The plan ignited feverish discussions all over the Capitol and in state capitals and among interest groups, many of which issued pre-emptive strikes against it in a bid to protect their favorite programs from spending cuts.
"While details about the latest bipartisan deficit-reduction plan are limited, we remain concerned that the latest proposal from the Gang of Six would cut deeply into Social Security and Medicare benefits as part of a deal to pay the nation's bills," said Nancy LeaMond, an executive vice president at AARP, the nonpartisan seniors organization.
"There's no shared sacrifice here," AFL-CIO President Richard Trumka protested. "The only sacred cows being gored are working people, the middle class, seniors and the poor."
The plan largely lacks specifics. Its short-term $500 billion "down payment" would impose limits on spending through 2015 and would change how the annual Social Security cost-of-living increase is computed, a revision estimated to slow the growth of annual benefits by about 0.25 percentage point less than the current formula.
The "gang" also would repeal the CLASS Act, a part of the 2010 health care overhaul that will cover home care for people with disabilities. It's controversial for several reasons. Among them: Though beneficiaries would pay premiums, the benefits are expected to exceed those premiums after 2020, meaning potentially huge budget deficits.
The plan would require Baucus' Finance Committee to come up with new ideas for taxation within six months by "broadening the tax base, lowering taxes rates and generating economic growth."
Among its suggestions: Simplify the tax code by reducing the number of "tax expenditures," usually corporate tax breaks, and establish three individual tax brackets with rates of 8-12 percent, 14-22 percent and 23-29 percent. The current rates range from 10 to 35 percent.
It would "reform, not eliminate, tax expenditures for health, charitable giving, homeownership and retirement," but it prescribes no specifics, leaving those to the Senate Finance Committee to write.
The alternative minimum tax, which threatens to increase taxes on middle-income people, would be repealed, and the Finance Committee would have to provide $1 trillion in additional revenue.
The plan could trigger substantial changes to Medicare. The controversial Medicare Sustainable Growth Rate, a complex formula that governs payments to physicians, would be revamped, and lawmakers would be directed to find billions more in savings from federal health programs.
Senate Republican Conference Chairman Lamar Alexander of Tennessee listed several things he liked about the Gang of Six plan: "It's bipartisan, it reduces rates and stabilizes debt as a percentage of gross domestic product, and it aims to be pro-growth."
Asked about the revenue hikes, he laughed. "I'm not listing any objections. I'm looking for a plan that understands our obligations and reduces our debt," he said.

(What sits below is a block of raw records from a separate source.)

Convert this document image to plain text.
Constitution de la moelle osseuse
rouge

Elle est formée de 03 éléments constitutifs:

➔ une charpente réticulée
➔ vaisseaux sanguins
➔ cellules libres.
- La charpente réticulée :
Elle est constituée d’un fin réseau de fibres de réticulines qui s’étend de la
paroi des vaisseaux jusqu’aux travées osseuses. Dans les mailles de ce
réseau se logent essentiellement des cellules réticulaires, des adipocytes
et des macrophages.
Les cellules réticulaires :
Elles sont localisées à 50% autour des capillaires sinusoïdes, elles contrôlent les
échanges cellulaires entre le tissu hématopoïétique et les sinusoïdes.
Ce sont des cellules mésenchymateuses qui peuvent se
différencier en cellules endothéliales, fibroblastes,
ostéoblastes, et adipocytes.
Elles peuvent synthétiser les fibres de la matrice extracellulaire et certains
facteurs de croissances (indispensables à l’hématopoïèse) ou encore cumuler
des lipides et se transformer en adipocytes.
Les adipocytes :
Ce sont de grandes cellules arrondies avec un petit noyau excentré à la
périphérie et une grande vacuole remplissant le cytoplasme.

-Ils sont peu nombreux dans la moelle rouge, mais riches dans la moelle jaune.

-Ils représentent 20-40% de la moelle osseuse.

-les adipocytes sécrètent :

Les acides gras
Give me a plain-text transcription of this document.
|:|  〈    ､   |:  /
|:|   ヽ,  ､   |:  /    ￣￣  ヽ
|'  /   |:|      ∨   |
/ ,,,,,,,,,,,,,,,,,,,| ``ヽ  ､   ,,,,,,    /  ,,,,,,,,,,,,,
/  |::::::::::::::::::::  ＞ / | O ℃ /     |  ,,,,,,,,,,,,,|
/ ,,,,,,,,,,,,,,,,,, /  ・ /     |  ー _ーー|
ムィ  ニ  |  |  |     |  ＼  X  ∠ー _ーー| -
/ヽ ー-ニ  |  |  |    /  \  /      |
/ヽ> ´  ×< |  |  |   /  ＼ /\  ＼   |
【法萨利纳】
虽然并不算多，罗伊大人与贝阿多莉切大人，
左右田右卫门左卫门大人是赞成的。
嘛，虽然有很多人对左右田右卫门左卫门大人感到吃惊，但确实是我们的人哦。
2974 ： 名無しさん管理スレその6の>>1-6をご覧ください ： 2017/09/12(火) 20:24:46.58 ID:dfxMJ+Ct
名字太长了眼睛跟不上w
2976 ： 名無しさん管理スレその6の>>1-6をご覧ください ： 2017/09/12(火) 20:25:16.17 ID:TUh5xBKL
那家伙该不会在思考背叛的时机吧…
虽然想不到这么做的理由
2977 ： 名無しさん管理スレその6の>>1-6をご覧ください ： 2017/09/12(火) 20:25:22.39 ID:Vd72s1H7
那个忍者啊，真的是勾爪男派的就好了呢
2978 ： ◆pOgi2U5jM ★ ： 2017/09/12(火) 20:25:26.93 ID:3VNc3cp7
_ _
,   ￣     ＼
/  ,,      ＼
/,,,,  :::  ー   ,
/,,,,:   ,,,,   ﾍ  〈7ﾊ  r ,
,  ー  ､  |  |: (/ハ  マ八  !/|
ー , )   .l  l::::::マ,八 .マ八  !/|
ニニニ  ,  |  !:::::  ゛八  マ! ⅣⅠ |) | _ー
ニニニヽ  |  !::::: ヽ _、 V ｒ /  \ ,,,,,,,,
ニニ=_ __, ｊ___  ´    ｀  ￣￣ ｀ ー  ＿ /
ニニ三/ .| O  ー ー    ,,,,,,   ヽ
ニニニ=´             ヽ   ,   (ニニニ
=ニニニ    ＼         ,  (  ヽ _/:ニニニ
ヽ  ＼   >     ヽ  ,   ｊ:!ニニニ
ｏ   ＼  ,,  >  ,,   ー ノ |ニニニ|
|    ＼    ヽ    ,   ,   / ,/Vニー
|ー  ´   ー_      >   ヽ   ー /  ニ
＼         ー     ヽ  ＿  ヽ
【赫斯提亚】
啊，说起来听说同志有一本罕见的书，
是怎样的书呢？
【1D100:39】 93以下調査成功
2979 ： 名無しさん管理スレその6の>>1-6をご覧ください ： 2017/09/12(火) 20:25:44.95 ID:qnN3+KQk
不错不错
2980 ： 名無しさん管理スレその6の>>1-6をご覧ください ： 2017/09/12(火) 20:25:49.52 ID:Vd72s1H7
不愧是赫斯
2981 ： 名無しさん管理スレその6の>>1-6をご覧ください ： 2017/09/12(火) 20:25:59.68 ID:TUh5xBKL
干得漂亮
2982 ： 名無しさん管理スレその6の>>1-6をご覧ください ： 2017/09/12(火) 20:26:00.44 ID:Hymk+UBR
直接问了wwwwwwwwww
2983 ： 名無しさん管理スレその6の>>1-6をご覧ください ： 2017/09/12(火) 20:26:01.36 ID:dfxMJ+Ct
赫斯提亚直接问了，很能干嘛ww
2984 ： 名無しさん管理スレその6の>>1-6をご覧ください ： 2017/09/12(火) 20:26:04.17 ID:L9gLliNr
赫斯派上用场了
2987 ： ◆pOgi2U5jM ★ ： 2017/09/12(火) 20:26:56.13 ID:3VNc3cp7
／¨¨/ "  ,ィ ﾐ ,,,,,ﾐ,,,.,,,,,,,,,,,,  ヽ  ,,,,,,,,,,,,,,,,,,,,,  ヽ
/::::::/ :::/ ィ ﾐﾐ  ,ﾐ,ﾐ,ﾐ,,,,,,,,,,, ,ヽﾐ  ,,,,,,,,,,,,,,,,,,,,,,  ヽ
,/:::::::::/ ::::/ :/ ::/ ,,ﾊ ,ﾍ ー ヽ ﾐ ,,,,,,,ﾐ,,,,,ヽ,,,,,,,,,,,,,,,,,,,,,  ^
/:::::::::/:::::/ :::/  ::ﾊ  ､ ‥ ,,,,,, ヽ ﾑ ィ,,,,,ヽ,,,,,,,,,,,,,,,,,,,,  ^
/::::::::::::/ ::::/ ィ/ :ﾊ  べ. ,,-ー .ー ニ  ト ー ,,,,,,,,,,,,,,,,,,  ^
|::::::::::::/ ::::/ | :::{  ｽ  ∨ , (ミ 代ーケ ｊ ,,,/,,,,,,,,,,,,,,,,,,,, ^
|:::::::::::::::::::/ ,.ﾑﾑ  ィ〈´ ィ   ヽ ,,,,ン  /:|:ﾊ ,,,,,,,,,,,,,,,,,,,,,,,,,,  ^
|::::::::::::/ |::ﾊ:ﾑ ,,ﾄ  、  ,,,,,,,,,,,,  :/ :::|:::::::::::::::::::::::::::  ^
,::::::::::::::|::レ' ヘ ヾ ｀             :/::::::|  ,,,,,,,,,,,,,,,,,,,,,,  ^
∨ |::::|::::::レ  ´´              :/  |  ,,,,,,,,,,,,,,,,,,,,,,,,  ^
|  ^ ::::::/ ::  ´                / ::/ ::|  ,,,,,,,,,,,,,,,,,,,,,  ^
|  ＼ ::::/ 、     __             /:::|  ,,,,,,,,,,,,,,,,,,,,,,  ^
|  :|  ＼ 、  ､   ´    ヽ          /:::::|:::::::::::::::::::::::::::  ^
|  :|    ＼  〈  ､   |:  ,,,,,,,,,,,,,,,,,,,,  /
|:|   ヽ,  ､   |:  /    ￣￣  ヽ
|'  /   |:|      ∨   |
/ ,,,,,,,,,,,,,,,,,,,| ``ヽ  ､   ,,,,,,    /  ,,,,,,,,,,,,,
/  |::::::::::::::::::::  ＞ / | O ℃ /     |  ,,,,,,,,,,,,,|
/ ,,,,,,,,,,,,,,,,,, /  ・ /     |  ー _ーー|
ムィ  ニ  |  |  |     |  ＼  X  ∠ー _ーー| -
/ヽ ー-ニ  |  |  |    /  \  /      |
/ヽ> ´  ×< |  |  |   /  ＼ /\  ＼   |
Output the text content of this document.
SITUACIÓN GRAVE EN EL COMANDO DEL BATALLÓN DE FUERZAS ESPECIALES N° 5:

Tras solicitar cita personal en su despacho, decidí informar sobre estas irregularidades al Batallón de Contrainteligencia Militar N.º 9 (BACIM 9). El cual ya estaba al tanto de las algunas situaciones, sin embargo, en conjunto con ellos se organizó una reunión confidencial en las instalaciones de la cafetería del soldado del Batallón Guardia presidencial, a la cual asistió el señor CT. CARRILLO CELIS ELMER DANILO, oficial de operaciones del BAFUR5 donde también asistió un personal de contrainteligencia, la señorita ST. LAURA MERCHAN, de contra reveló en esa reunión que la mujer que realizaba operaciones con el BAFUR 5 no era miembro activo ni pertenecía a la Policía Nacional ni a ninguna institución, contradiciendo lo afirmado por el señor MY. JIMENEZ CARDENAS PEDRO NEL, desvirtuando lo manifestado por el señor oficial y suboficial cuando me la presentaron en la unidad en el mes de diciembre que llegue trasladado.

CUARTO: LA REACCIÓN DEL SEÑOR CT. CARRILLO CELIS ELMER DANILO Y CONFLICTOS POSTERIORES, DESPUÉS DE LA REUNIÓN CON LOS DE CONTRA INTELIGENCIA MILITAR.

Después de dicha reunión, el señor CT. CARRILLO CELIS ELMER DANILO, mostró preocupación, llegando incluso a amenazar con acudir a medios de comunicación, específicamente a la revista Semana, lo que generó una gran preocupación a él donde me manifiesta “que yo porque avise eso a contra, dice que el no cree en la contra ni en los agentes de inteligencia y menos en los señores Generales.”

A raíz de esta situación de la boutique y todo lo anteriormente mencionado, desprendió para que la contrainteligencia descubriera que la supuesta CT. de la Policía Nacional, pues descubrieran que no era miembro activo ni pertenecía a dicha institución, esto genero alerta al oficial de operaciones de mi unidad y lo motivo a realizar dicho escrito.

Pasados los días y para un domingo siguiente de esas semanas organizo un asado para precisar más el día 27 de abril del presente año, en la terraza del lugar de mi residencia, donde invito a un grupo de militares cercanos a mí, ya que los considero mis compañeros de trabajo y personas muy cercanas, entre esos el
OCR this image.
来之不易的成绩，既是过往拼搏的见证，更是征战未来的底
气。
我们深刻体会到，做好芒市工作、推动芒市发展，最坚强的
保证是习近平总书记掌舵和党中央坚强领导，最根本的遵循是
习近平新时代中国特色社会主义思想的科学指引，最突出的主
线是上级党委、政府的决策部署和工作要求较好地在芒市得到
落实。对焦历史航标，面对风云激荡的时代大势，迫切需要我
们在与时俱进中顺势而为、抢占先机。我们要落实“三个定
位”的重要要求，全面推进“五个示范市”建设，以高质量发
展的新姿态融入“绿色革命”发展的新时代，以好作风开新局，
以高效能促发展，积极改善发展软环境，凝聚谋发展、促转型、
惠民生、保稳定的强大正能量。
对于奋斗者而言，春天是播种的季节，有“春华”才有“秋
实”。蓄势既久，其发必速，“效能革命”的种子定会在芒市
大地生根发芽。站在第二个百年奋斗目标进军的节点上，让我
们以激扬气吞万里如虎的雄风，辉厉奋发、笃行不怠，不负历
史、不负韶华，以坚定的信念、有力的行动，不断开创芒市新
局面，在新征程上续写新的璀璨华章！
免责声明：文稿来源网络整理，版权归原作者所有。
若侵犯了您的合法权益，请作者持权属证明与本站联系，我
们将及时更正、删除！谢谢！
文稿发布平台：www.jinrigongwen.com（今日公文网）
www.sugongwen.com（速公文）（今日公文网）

Some House Republicans were also sympathetic. "I'm not in love with every specific, but that's not where we are at this moment in time," said Rep. Steven LaTourette, R-Ohio. "We just need a wagon upon which we can hop on and ride. If this is it, great," he said. "If it's not it, we'll figure out something else."
But the House Republican caucus is dominated by conservatives who oppose any plan that raises taxes. South Carolina Rep. Trey Gowdy, one of the 87 House Republican freshmen, is more concerned about the gang of 240 — the House GOP majority — than the Gang of Six.
He said he didn't know much about the Gang of Six plan's details, and didn't need to. "It's fair to say there's healthy skepticism," he said.